The widely held belief that artificial intelligence universally enhances human intellect and output recently faced a stark challenge, as discussed by the hosts of Uncapped Pod. Far from making us inherently smarter or more efficient, a recent study suggests AI tools may, in specific contexts, lead to a surprising decline in productivity, particularly among experienced professionals.
One of the hosts of Uncapped Pod detailed findings from a METR uplift study, an evaluation focused on how AI is progressing. This particular research involved open-source developers, working on highly-starred repositories, who were subjected to a randomized controlled trial. The experiment aimed to measure the impact of AI assistance on their work.

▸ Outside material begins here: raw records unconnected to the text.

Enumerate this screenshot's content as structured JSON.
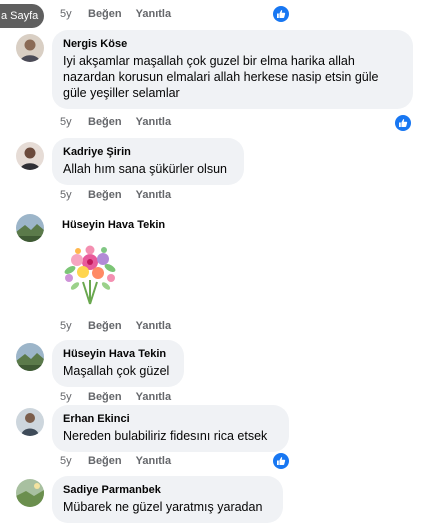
{
  "page_label": "a Sayfa",
  "comments": [
    {
      "author": "",
      "text": "",
      "age": "5y",
      "like_label": "Beğen",
      "reply_label": "Yanıtla",
      "has_like_badge": true
    },
    {
      "author": "Nergis Köse",
      "text": "Iyi akşamlar maşallah çok guzel bir elma harika allah nazardan korusun elmalari allah herkese nasip etsin güle güle yeşiller selamlar",
      "age": "5y",
      "like_label": "Beğen",
      "reply_label": "Yanıtla",
      "has_like_badge": true
    },
    {
      "author": "Kadriye Şirin",
      "text": "Allah hım sana şükürler olsun",
      "age": "5y",
      "like_label": "Beğen",
      "reply_label": "Yanıtla",
      "has_like_badge": false
    },
    {
      "author": "Hüseyin Hava Tekin",
      "text": "",
      "sticker": "flower-bouquet-sticker",
      "age": "5y",
      "like_label": "Beğen",
      "reply_label": "Yanıtla",
      "has_like_badge": false
    },
    {
      "author": "Hüseyin Hava Tekin",
      "text": "Maşallah çok güzel",
      "age": "5y",
      "like_label": "Beğen",
      "reply_label": "Yanıtla",
      "has_like_badge": false
    },
    {
      "author": "Erhan Ekinci",
      "text": "Nereden bulabiliriz fidesını rica etsek",
      "age": "5y",
      "like_label": "Beğen",
      "reply_label": "Yanıtla",
      "has_like_badge": true
    },
    {
      "author": "Sadiye Parmanbek",
      "text": "Mübarek ne güzel yaratmış yaradan",
      "age": "",
      "like_label": "",
      "reply_label": "",
      "has_like_badge": false
    }
  ],
  "colors": {
    "bubble_bg": "#f0f2f5",
    "meta_text": "#65676b",
    "like_blue": "#1877f2"
  },
  "icons": {
    "like": "thumbs-up-icon"
  }
}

In the trial, developers were issued random pull requests. Some worked on these tasks independently, while others utilized AI tools like Cursor and Claude 3.7. The researchers then measured both the developers’ self-perceived increase in speed and their actual productivity gains. The self-perception proved wildly optimistic; developers believed they were 20% more productive with AI.
The reality, however, was a striking contrast. “They were actually 19% less productive as a result of AI,” one host revealed, emphasizing the counterintuitive outcome. This productivity dip was not uniform but concentrated among the most skilled. “Especially the senior engineers… had the biggest decreases in productivity,” he noted, highlighting a critical insight: AI’s benefit might inversely correlate with an individual’s existing expertise in certain domains.
Several explanations for this peculiar phenomenon were proposed. A primary theory points to a “common failure mode in intellectual work where you default to procrastinating by doing a thing which seems productive but is like, is not moving the ball forward that much.” This suggests AI might enable a form of high-tech procrastination, where developers engage in seemingly busywork generated or facilitated by the AI, rather than tackling the core, complex problems that require deep human thought.
For instance, an engineer might spend excessive time refining AI-generated code that is ultimately suboptimal, or waiting for AI completions rather than independently problem-solving. This isn't necessarily a flaw in the AI itself, but rather a human behavioral adaptation to the presence of an always-available assistant. The ease of offloading certain cognitive burdens to AI might inadvertently disincentivize the rigorous, independent thought processes crucial for genuine innovation and efficient problem-solving, especially for those who already possess advanced skills. For now, the notion that AI unequivocally makes us smarter remains an open question.